On the host specify the ccid-card-passthru device with a suitable chardev:

qemu -chardev socket,server=on,host=0.0.0.0,port=2001,id=ccid,wait=off \
     -usb -device usb-ccid -device ccid-card-passthru,chardev=ccid

On the client run vscclient, built when you built QEMU:

vscclient <qemu-host> 2001

Using ccid-card-passthru with client side certificates

This case is not particularly useful, but you can use it to debug your setup.

Follow instructions above, except run QEMU and vscclient as follows.

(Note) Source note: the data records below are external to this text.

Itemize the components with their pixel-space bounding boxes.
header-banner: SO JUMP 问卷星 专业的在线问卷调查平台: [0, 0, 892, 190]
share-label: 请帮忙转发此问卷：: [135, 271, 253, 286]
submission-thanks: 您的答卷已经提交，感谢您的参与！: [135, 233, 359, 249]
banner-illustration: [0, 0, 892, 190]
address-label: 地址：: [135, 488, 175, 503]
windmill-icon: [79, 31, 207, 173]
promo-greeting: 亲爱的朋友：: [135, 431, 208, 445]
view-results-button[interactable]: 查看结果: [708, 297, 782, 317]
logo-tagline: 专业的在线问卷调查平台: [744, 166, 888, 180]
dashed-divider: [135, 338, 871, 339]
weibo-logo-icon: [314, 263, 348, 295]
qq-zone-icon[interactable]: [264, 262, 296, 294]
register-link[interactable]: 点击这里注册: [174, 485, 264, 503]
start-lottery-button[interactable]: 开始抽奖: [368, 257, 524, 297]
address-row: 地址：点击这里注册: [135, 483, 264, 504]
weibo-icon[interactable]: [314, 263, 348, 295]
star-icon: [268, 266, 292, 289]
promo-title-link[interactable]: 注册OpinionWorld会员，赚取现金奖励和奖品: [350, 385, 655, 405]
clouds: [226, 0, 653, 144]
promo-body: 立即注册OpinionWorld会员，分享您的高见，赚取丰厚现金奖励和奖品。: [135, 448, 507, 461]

Run qemu as per above, and run vscclient from the “fake-smartcard” directory as follows:

qemu -chardev socket,server=on,host=0.0.0.0,port=2001,id=ccid,wait=off \
     -usb -device usb-ccid -device ccid-card-passthru,chardev=ccid
vscclient -e "db=\"sql:$PWD\" use_hw=no soft=(,Test,CAC,,id-cert,signing-cert,encryption-cert)" <qemu-host> 2001

Passthrough protocol scenario

This is a typical interchange of messages when using the passthru card device. usb-ccid is a usb device. It defaults to an unattached usb device on startup. usb-ccid expects a chardev and expects the protocol defined in cac_card/vscard_common.h to be passed over that. The usb-ccid device can be in one of three modes:

  • detached

  • attached with no card

  • attached with card

A typical interchange is (the arrow shows who started each exchange, it can be client originated or guest originated):

client event        |    vscclient           |    passthru    |    usb-ccid  |  guest event
------------------------------------------------------------------------------------------------
                    |    VSC_Init            |                |              |
                    |    VSC_ReaderAdd       |                |    attach    |
                    |                        |                |              |  sees new usb device.
  card inserted ->  |                        |                |              |
                    |    VSC_ATR             |   insert       |    insert    |  see new card
                    |                        |                |              |
                    |    VSC_APDU            |   VSC_APDU     |              | <- guest sends APDU
client <-> physical |                        |                |              |
 card APDU exchange |                        |                |              |
 client response -> |    VSC_APDU            |   VSC_APDU     |              |  receive APDU response
                                                    ...
                                    [APDU<->APDU repeats several times]
                                                    ...
   card removed  -> |                        |                |              |
                    |    VSC_CardRemove      |   remove       |   remove     |   card removed
                                                    ...
                                    [(card insert, apdu's, card remove) repeat]
                                                    ...
  kill/quit         |                        |                |              |
    vscclient       |                        |                |              |
                    |    VSC_ReaderRemove    |                |   detach     |
                    |                        |                |              |   usb device removed.

libcacard

Both ccid-card-emulated and vscclient use libcacard as the card emulator. libcacard implements a completely virtual CAC (DoD standard for smart cards) compliant card and uses NSS to retrieve certificates and do any encryption. The backend can then be a real reader and card, or certificates stored in files.